After supper we were lodged in a great upper room of a large building, having bunks ranged around the four sides of it, and in the middle an open space, which was soon turned to account; for one of the boys strung up his fiddle, which he had carried on his knapsack for full two years, on every march and through every battle we had been in, and with the help of this we proceeded to celebrate our late "change of front" with music and dancing until the small hours of the morning.
The Charge on the Cakes.
Down through the streets of Baltimore we march the next day, with our blackened and tattered flags a-flying, mustering only one hundred and eighty men out of the one thousand who marched through those same streets nearly three years before. We find a train of cars awaiting us, which we gladly enter, making no complaint that we are stowed away in box or cattle cars, instead of passenger coaches, for we understand that Uncle Sam cannot afford any luxuries for his boys, and we have been used to roughing it. Nor do we complain, either, that we have no fire, although we have just come out of a warm climate, and the snow is a foot deep at Baltimore, and is getting deeper every hour as we steam away northward. Toward evening we pass Harrisburg, giving "three cheers for Andy Curtin," as the State Capitol comes in sight. Night draws on, and the boys one by one begin to bunk down on the floor, wrapped in their great-coats and blankets. But I cannot lie down or sleep until we have passed a certain way-station, from which it is but two miles across the hills to my home. I stand at the door of the car, shivering and chilled to the bone, patiently waiting and watching as village after village rushes by in the bright moonlight, until at long last we reach the well-known little station at the hour of midnight.
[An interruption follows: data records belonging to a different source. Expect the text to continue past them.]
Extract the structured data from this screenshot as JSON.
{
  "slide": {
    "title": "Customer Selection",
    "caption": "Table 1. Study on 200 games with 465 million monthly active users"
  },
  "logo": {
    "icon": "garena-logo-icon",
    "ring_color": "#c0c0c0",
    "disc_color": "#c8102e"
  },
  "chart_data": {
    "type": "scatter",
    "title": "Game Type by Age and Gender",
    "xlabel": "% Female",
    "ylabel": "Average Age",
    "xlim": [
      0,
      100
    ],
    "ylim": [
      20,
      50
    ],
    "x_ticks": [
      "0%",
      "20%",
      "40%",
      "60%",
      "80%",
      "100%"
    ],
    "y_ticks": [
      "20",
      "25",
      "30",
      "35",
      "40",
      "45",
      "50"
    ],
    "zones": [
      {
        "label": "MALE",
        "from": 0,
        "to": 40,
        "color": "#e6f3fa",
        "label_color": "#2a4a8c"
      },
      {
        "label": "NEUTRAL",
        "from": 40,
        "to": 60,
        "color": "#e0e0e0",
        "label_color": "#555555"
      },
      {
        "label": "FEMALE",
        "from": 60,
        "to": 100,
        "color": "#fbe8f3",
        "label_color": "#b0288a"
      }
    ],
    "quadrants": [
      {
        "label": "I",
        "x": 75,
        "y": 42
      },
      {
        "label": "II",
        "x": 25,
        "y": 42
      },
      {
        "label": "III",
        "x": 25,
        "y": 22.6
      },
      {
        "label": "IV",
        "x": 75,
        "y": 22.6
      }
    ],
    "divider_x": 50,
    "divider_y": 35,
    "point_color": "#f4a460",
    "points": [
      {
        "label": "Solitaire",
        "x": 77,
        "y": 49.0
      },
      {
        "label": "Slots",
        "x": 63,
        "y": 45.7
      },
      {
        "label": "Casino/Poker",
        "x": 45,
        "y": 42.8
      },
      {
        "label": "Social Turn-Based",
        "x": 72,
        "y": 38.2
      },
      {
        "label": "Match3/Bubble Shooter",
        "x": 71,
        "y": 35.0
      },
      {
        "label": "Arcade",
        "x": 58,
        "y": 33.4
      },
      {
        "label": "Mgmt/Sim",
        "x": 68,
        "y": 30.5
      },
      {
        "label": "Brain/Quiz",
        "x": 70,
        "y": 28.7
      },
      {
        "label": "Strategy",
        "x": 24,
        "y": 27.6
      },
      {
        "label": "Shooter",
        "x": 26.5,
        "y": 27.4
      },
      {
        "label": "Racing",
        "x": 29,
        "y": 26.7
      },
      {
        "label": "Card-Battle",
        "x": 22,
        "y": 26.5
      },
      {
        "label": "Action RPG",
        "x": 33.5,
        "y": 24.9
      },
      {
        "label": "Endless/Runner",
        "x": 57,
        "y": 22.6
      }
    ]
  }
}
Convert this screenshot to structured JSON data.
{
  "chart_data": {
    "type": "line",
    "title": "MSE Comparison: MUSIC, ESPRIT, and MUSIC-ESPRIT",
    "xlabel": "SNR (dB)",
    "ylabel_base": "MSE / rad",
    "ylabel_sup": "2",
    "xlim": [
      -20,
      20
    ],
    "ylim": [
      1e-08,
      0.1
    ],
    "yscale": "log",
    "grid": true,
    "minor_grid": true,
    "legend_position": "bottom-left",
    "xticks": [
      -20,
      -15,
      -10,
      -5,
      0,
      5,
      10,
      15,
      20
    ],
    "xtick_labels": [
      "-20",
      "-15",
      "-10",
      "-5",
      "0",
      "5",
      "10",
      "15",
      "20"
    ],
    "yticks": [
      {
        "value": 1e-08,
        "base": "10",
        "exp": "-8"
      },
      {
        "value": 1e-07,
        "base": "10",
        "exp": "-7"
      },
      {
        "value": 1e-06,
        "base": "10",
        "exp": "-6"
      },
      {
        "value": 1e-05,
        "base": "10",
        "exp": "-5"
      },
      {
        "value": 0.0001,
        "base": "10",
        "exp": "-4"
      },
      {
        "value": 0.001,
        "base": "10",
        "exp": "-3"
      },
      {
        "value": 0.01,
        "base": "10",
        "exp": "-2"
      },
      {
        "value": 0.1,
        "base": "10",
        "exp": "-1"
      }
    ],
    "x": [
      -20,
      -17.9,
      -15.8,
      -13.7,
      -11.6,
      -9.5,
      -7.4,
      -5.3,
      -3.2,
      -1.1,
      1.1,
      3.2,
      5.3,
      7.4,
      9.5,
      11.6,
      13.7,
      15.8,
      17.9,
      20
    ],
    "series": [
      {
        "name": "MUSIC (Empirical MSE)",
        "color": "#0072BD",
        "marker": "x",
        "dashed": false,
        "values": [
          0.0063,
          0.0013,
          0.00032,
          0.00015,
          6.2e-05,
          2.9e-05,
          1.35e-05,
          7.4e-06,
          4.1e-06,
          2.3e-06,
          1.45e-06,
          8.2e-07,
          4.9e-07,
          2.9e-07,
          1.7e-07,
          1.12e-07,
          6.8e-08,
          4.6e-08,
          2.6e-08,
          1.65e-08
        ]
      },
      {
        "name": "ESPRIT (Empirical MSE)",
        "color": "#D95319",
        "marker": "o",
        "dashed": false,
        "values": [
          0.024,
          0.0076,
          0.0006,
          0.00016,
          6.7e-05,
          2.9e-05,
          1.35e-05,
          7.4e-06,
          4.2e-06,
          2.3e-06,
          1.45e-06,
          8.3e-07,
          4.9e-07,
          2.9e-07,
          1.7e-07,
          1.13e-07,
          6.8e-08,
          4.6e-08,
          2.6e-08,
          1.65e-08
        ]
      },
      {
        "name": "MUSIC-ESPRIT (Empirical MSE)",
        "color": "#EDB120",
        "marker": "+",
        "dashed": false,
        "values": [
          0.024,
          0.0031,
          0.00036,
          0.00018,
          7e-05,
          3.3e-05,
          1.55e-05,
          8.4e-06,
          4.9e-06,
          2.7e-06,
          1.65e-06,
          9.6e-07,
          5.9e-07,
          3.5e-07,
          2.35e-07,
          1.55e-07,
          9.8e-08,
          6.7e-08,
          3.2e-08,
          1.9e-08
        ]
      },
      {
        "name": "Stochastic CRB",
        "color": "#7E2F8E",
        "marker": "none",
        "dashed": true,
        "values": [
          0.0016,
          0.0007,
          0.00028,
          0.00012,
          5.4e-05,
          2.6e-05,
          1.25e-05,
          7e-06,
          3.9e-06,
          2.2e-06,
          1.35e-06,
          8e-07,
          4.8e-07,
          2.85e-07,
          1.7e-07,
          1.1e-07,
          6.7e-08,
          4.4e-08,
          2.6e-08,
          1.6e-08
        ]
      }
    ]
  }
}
And then, as I look across the snow-clad moonlit hills, toward the old red farmhouse where father and mother and sisters are all sleeping soundly, with never a thought of my being so near, I fall to thinking, and wondering, and wishing with a bounding heart, as the train dashes on between the mountain and the river, and bears me again farther and farther away from home. Then rolling myself up in my blanket, and drawing the cape of my overcoat about my head, I lie down on the car floor beside Andy, and am soon sound asleep.
The following evening we landed at Elmira, New York, where we were at once put on garrison duty. Why we had been taken out of the field and sent to a distant Northern city, we never could discover, and we had seen too much service to think of asking questions which the mysterious pigeon-holes of the War Department alone could answer. But we always deemed it a pity that we were not left in the field until the great civil war came to an end with the surrender of Lee at Appomattox, and that we had no part in the final gathering of the troops at Washington, where the grand old Army of the Potomac passed in review for the last time.
But so it was, that after some months of monotonous garrison duty at Elmira, the great and good news came at last one day that peace had been declared, and that the great war was over! My young readers can scarcely imagine what joy instantly burst forth all over the land. Bells were rung all day long, bonfires burned, and people paraded the streets half the night, and everybody was glad beyond possibility of expression. And among the joyful thousands all over the land, the Boys in Blue were probably the gladdest of all; for was not the war over now, and would not "Johnny come marching home?"